The copper assemblage, which had also been wrapped in reed matting, and the tablets are now held at the British Museum. The tablets were later published. They were dated to the reigns of Larsa king Rim-Sin, and Babylon kings Hammurabi and Samsu-iluna. Most come from the family archive of one Sillii-Eshtar and his brother Awil-ili, sons of Ilu-Sukkal. While the brothers were active for about 20 years the texts in the archive include earlier texts dating back to Nur-Adad, Rim-Sin, and Warad-Sin of Larsa Most of the texts were sealed, some multiple times and 200 different seals were found. After further analysis it has been suggested that one third of the tablets actually came from Ur (excavated by J. E. Taylor) and were inadvertently mixed in with the Loftus tablets from Tell Sifr during shipping. Mislabeled Tell Sifr text actually from Ur are "1–2, 4–9, 11, 13–16, 20–26, 87–94, 96–98, and 105–10". Some additional Tell Sifr have since appeared resulting from clandestine excavation. Most of the texts involve property and legal maters. One snippet from a tablet reads:

"They went to the judges and the judges sent them to the city and the elders, (where) at the Gate of Sin stood the divine emblem of Sin (Siurinnu-sa-Sîn), the divine bird of Nin-mar, the divine spade of Marduk (Marru(m)-Ía-Marduk), (and) the divine weapon of Abnum."

==Kutalla==
Larsa king Silli-Adad (c. 1771–1770 BC) referred to himself as the governor of Kutalla (ku-ta-al-la^{ki}) in a brick inscription found at Ur "... provider of Nippur, governor of Ur, Larsa, Lagas, and the land (ma-da) of Kutalla ...". His successor Warad-Sin used that same royal tutelary on an inscribed cone. In one of his writings Hammurabi refers to an orchard keeper from Kutalla:

"To Shamash-hazir, speak! Thus says Hammurabi. Sin-ishme’anni of Kutalla the orchard keeper of the Dilmun date-palms, has informed me as follows: “Shamash-hazir expropriated from me a field of my paternal estate and gave it to a soldier.” ..."

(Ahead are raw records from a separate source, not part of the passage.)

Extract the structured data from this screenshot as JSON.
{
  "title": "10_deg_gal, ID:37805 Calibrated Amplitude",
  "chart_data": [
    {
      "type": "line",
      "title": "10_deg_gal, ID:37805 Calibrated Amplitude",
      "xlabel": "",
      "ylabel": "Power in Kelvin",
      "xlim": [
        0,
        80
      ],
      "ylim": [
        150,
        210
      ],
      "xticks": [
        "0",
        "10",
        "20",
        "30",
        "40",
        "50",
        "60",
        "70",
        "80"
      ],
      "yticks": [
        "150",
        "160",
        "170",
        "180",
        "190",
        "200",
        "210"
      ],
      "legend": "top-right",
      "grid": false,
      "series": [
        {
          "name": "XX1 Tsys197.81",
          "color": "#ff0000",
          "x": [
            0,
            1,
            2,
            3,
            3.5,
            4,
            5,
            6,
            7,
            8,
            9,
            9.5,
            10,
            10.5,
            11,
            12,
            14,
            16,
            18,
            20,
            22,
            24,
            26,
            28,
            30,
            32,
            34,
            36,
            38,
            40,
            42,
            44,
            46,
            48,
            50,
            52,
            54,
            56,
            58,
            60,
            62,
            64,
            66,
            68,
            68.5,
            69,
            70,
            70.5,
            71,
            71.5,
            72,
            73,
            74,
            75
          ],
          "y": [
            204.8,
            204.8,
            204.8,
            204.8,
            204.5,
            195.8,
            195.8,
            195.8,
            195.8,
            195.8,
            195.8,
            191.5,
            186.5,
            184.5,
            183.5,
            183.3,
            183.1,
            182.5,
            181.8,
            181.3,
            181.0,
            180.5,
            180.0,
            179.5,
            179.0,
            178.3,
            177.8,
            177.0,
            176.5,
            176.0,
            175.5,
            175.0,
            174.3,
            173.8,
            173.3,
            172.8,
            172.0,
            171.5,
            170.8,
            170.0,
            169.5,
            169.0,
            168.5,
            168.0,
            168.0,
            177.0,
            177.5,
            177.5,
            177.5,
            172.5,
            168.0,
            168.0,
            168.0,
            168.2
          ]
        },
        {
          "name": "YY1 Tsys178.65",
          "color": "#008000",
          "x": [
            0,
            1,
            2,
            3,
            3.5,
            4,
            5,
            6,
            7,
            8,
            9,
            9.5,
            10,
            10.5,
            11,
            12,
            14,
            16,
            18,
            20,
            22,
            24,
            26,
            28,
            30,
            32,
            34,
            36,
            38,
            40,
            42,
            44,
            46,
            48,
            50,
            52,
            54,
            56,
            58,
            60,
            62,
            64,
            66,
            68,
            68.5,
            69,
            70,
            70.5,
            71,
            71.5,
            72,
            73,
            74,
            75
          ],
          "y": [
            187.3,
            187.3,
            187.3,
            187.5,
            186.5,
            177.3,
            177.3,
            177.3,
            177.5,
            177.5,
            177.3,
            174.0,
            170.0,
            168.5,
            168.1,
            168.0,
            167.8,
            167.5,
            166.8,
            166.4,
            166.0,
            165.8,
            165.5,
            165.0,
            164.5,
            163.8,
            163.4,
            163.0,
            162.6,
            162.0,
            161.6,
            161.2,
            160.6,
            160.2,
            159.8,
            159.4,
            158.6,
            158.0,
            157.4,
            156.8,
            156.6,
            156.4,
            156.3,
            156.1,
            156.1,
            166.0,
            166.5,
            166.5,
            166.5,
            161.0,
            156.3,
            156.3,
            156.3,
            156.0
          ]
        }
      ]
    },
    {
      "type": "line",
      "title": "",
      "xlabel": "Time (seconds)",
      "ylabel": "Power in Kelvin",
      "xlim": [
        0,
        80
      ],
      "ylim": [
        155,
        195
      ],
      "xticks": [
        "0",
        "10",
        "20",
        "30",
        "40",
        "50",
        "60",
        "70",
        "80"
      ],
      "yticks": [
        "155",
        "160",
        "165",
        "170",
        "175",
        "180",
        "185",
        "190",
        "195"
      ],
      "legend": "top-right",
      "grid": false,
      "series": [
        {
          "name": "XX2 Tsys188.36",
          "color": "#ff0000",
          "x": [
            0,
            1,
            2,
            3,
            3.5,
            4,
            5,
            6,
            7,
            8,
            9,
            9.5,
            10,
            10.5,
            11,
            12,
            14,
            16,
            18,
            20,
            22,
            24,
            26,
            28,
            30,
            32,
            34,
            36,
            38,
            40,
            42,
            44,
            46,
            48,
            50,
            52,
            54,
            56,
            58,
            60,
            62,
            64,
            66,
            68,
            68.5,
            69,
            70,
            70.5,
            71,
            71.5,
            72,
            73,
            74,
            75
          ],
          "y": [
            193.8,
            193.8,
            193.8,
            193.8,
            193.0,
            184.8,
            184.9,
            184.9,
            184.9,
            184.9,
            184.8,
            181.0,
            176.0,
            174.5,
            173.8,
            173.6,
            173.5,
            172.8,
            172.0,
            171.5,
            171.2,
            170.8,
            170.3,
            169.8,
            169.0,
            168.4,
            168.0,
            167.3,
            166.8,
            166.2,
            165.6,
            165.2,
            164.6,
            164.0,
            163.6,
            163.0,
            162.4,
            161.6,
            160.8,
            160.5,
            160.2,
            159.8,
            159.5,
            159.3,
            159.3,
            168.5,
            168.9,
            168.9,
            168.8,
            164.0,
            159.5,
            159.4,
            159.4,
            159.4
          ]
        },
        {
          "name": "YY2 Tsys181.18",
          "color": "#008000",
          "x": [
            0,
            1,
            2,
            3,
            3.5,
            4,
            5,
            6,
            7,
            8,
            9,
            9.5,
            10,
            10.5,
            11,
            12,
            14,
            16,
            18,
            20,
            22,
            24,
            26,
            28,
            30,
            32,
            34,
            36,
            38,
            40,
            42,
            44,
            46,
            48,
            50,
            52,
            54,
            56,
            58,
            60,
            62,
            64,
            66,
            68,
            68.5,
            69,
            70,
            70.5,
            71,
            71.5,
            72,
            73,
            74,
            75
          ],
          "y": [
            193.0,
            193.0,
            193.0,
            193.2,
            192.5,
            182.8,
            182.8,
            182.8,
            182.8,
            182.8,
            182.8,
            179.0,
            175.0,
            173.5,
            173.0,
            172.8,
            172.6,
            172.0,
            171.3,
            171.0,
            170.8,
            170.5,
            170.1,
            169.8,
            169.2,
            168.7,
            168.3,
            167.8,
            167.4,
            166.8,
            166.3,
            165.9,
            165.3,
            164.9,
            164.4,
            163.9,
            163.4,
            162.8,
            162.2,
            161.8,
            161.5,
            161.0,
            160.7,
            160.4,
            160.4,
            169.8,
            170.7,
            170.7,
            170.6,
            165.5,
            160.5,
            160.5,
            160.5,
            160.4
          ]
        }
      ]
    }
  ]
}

In the time of Samsu-iluna (c. 1749–1712 BC), ruler of Babylon, it is known that one Ili-ippalsam served as a rabiãnum (mayor) in Kutalla.

A god, possibly the city god, known to reside at Kutalla was Lugal-ki-suna (^{d}lugal-ki-sun_{5}-na, Lugal-kiduna, Lugal-ki-bura). A deified symbol of Marduk, Marru(m)-Ía-Marduk, the "Spade of Marduk" is also attested there. The 18th year name of Larsa ruler Gungunum read "Year the temple of Lugal-kiduna was built" (mu e ^{d}lugal-ki-du-na ba-du).